Das richtige Gleichgewicht zwischen den Interessen von Vermieter:innen und Mieter:innen zu finden, ist ein entscheidender Aspekt eines gesunden Mietmarktes. Ein übertriebener Mieter:innenschutz könne dazu führen, dass Vermieter:innen Wohnungen leer stehen lassen oder Renovierungen, einschliesslich energetischer Sanierungen, unterlassen würden, so Duyne Barenstein.
Mehr bezahlbarer Wohnraum
«Gleichzeitig ist die Möglichkeit von Vermieter:innen, Mietverträge für Renovierungen zu kündigen und die Mieten danach deutlich zu erhöhen, sehr problematisch und einer der Gründe, warum wir derzeit in vielen Schweizer Städten eine Krise der Bezahlbarkeit von Wohnraum erleben», fügte sie hinzu.
Es gibt kaum Anzeichen für ein Tauwetter in den Beziehungen zwischen Mieter:innen und Vermieter:innen.
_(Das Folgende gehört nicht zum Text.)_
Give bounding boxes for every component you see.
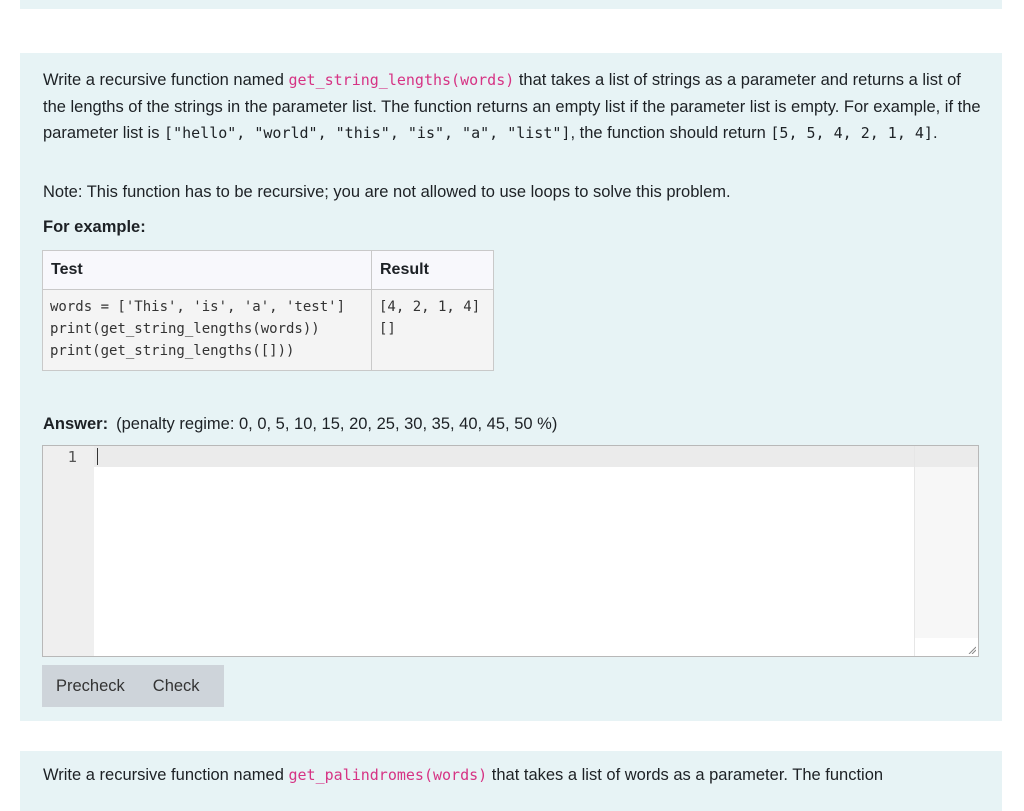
active-line-highlight	[94, 446, 978, 467]
answer-label: Answer:	[43, 415, 109, 433]
table-row: words = ['This', 'is', 'a', 'test'] prin…	[42, 289, 494, 371]
table-header-row: Test Result	[42, 250, 494, 290]
end-text: .	[932, 124, 938, 142]
test-cell: words = ['This', 'is', 'a', 'test'] prin…	[42, 289, 372, 371]
precheck-button[interactable]: Precheck	[42, 665, 139, 707]
mid-text: , the function should return	[570, 124, 771, 142]
penalty-regime: (penalty regime: 0, 0, 5, 10, 15, 20, 25…	[116, 415, 558, 433]
print-margin-area	[915, 467, 978, 638]
next-question-panel: Write a recursive function named get_pal…	[20, 751, 1002, 811]
example-list: ["hello", "world", "this", "is", "a", "l…	[164, 124, 571, 142]
function-signature: get_string_lengths(words)	[288, 71, 515, 89]
recursion-note: Note: This function has to be recursive;…	[43, 183, 731, 201]
column-header-test: Test	[42, 250, 372, 290]
next-question-text: Write a recursive function named get_pal…	[43, 766, 883, 785]
examples-table: Test Result words = ['This', 'is', 'a', …	[42, 250, 494, 371]
example-result: [5, 5, 4, 2, 1, 4]	[770, 124, 933, 142]
column-header-result: Result	[371, 250, 494, 290]
q2-function-signature: get_palindromes(words)	[288, 766, 488, 784]
question-text: Write a recursive function named get_str…	[43, 67, 983, 147]
previous-question-panel	[20, 0, 1002, 9]
for-example-heading: For example:	[43, 218, 146, 236]
question-panel: Write a recursive function named get_str…	[20, 53, 1002, 721]
resize-handle-icon[interactable]	[968, 646, 976, 654]
q2-intro-prefix: Write a recursive function named	[43, 766, 289, 784]
code-editor[interactable]: 1	[42, 445, 979, 657]
q2-intro-rest: that takes a list of words as a paramete…	[487, 766, 884, 784]
line-number-gutter: 1	[43, 446, 94, 656]
line-number: 1	[67, 448, 77, 466]
intro-prefix: Write a recursive function named	[43, 71, 289, 89]
action-buttons: Precheck Check	[42, 665, 224, 707]
check-button[interactable]: Check	[139, 665, 214, 707]
answer-label-row: Answer: (penalty regime: 0, 0, 5, 10, 15,…	[43, 415, 557, 434]
text-cursor	[97, 448, 98, 465]
result-cell: [4, 2, 1, 4] []	[371, 289, 494, 371]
MV-Präsident Carlo Sommaruga bezeichnete das Abstimmungsergebnis vom Sonntag als eine Rüge für die «unerträgliche Arroganz» der Immobilienbranche.
Und der Verband verspricht, seine Aktivitäten zu verstärken, nachdem er bereits im Sommer eine Volksinitiative gegen «überhöhte Mieten» lanciert hat.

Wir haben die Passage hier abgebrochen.